Ai-je la possibilité de choisir le médiateur ou la médiatrice et comment identifier celui ou celle qui convient ?
Le choix s’opère librement pour autant que le médiateur ou la médiatrice proposé·e soit indépendant et recueille l’accord de toutes les parties concernées.
Ce sont souvent les avocates et avocats qui suggèrent un nom.
Les médiateurs et médiatrices du CAMABW, dont vous trouverez la liste sur ce site, sont tous des médiateurs et médiatrices agréé·es par la CFM.
Par ailleurs le site de la CFM contient la liste de tous les médiateurs et médiatrices agréé·es réparti·es par matière (familiale, sociale, civile et commerciale) et par localisation géographique.
Pourquoi la médiation est-elle généralement (beaucoup) plus rapide qu’un procès ?
Contrairement à la procédure judiciaire, les délais de la médiation sont maîtrisés par les parties et sont de l’ordre de 3 à 6 mois pour aboutir à un accord définitif.
En outre, la médiation permet d’éviter le temps supplémentaire occasionné par la procédure d’appel en matière judiciaire.
Combien coûte une médiation ?
Cela dépend du temps que le médiateur ou la médiatrice va consacrer à sa mission puisque ses honoraires sont calculés sur base d’un barème horaire préalablement défini avec les parties, qui s’en répartiront la charge, en règle générale, en parts égales.
Un médiateur avocat ou une médiatrice avocate propose un coût horaire comparable à celui pratiqué dans l’exercice de sa profession.
Faut-il se déplacer pour participer à une médiation ?
Le plus souvent, la médiation se déroule au rythme de 2 ou 3 (parfois davantage) séances organisées au cabinet du médiateur ou de la médiatrice, où la présence de chaque partie est requise.

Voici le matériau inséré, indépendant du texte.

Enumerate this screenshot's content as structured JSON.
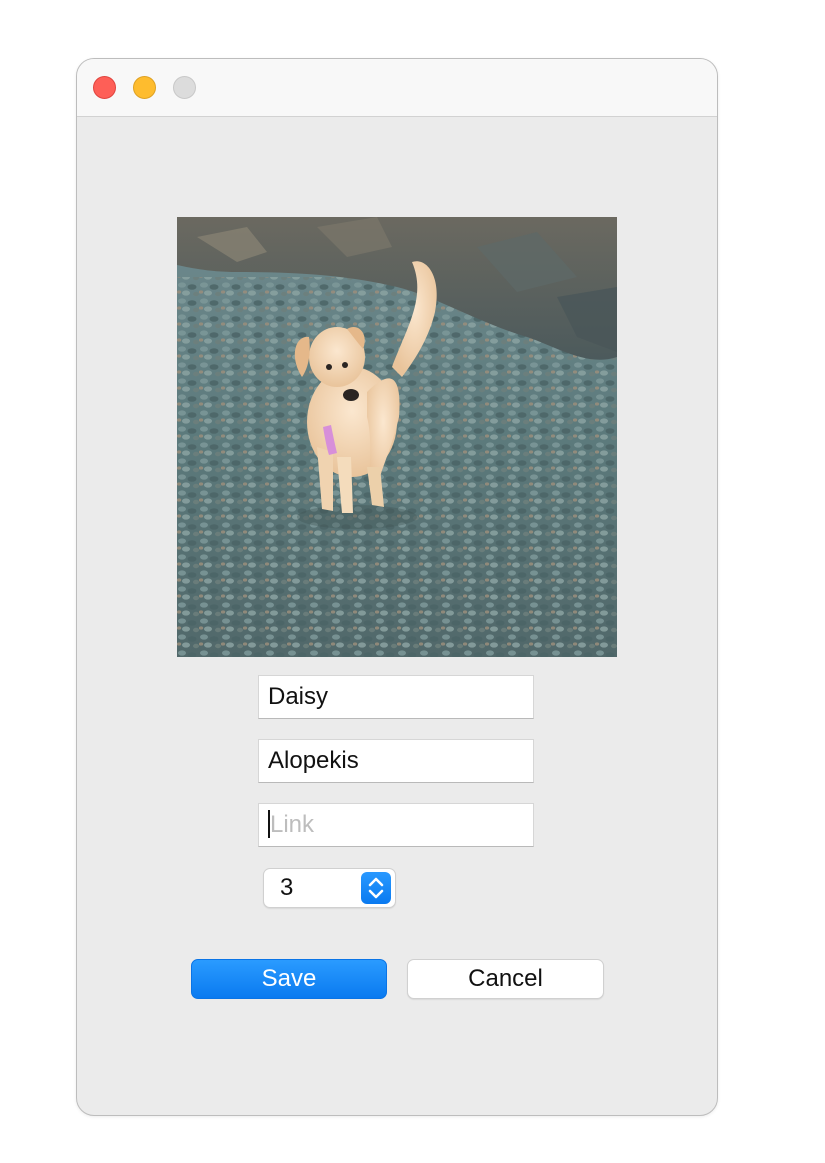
{
  "window": {
    "controls": {
      "close": "close-icon",
      "minimize": "minimize-icon",
      "zoom": "zoom-icon"
    }
  },
  "form": {
    "name_value": "Daisy",
    "breed_value": "Alopekis",
    "link_value": "",
    "link_placeholder": "Link",
    "stepper_value": "3",
    "stepper_icon": "chevron-up-down-icon"
  },
  "buttons": {
    "save_label": "Save",
    "cancel_label": "Cancel"
  },
  "colors": {
    "accent": "#0a7af0",
    "window_background": "#ebebeb",
    "close": "#fe5f57",
    "minimize": "#febc2e",
    "zoom_inactive": "#dcdcdc"
  }
}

Lorsque des circonstances le nécessitent (éloignement géographique, confinement …) la médiation peut être organisée sous forme de visio-conférence avec des règles particulières définies par la CFM.
Ai-je un recours contre le médiateur ou la médiatrice qui ne remplit pas correctement sa mission ?
Oui, la commission disciplinaire de la CFM est chargée en toute indépendance du traitement des plaintes contre les médiateurs et médiatrices.
En outre, le médiateur ou la médiatrice agréé·e doit souscrire et maintenir en permanence un contrat d’assurance RC professionnelle couvrant sa responsabilité dans le cadre de sa mission.
Dois-je être accompagné par un avocat ou une avocate lors d’une médiation ?
Ce n’est pas obligatoire. Toutefois, les conseils et l’appui d’un avocat ou d’une avocate sont précieux et bénéfiques pour le bon déroulement du processus de médiation.
Que faire si c’est ma société qui est concernée par la médiation ? Mon avocat ou avocate peut-il ou elle la représenter, comme auprès d’un tribunal ?
Non, la société participe à la médiation par le biais de son organe statutairement habilité à la représenter ou muni d’un mandat spécial, avec pouvoir de négocier et de transiger.
Puis-je m’exprimer dans la langue de mon choix ?
Oui, si elle est aussi pratiquée et acceptée par l’autre partie et le médiateur ou la médiatrice désigné·e.
Peut-on encore décider de recourir à la médiation après être engagé dans une procédure judiciaire ?
Oui, à tout moment, et même en degré d’appel, tant que le dossier n’a pas été mis en délibéré. Les juges incitent d’ailleurs de recourir à la médiation ou à la conciliation.
Que se passe-t-il si l’accord de médiation n’est pas correctement exécuté ?
Chaque partie à un accord de médiation dispose de la faculté de demander gratuitement au tribunal compétent de prononcer l’homologation de l’accord, ce qui lui confère une force d’exécution similaire à un jugement définitif.